His message of radical social justice and redistribution of wealth should be familiar to any reader of the Jewish prophets Amos or Isiah The rich are going to hell, Jesus said, unless they give away everything to the poor and follow him.
The only explicitly sexual message he gave was an expanded definition of adultery to include not just actual acts of sex but even sexual fantasies (what Jimmy Carter admitted to in a 1976 Playboy Interview) or remarrying following divorce. These last teachings in particular are said to have left his followers "amazed" but they certainly do not replace the Jewish laws he felt he was enforcing.
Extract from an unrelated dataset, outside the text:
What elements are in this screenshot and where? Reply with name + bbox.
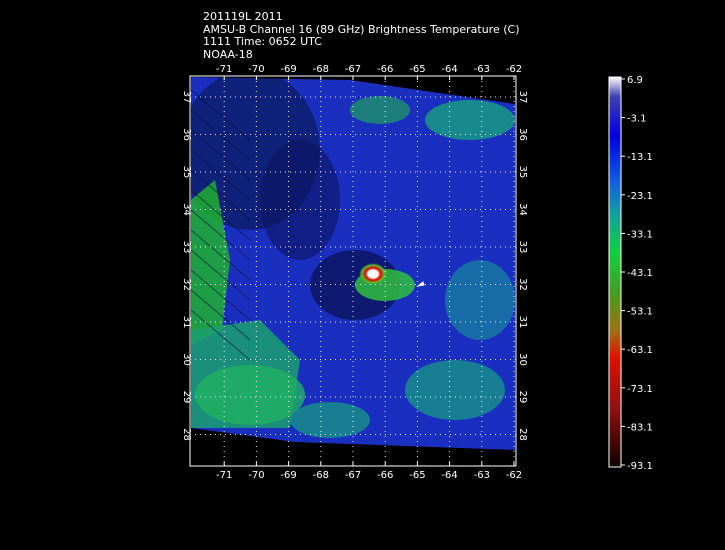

He did state that what comes from our bodies (our words and deeds) will condemn us far more than what we put into them (meaning pork or shellfish, for example), but that does not mean he was saying the teachings of Leviticus should be abandoned, only that they could not substitute for being kind to your enemies and treating the poor and outcast with justice.
It is quite clear from his teachings that he envisioned an imminent final judgment approaching that would come before his followers "tasted death" meaning in their lifetimes, which clearly was not the case, but may have explained why he didn't write anything down or if he did, why it was not preserved.
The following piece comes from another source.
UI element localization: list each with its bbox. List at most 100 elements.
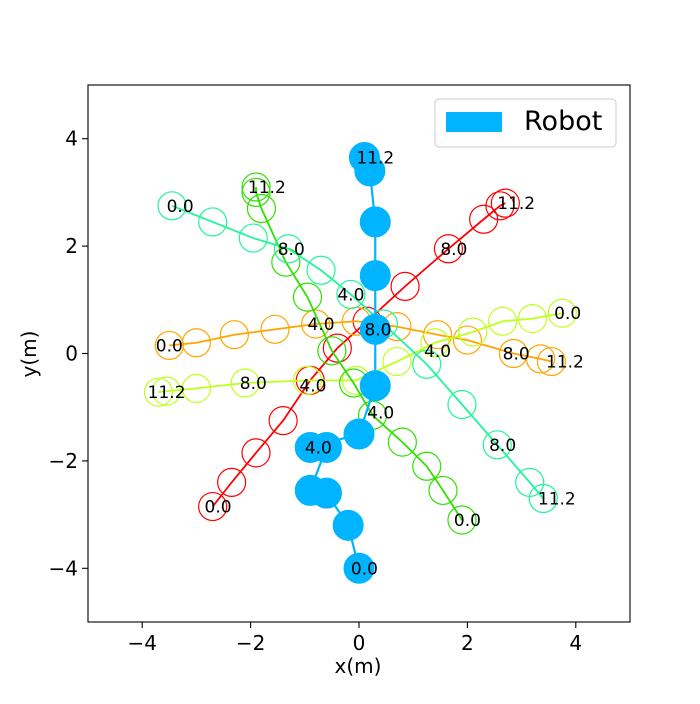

My fear of Christianity is the same as that of Chinese communism: although both have mellowed out quite a bit from their more blood-soaked days, there have been no statutory or formal doctrine amendments that would guarantee that Christians would not attempt to reimpose public executions of adulterers or Chinese would not shut down free markets and go back to the horrors of the Cultural Revolution.
Until and unless Christians come forward and formally renounce those doctrines such as slavery, the murder of accused adulterers or witches, misogyny, and homophobia (which most often involve other Christians), there is always the danger that the darker side of this faith will emerge again.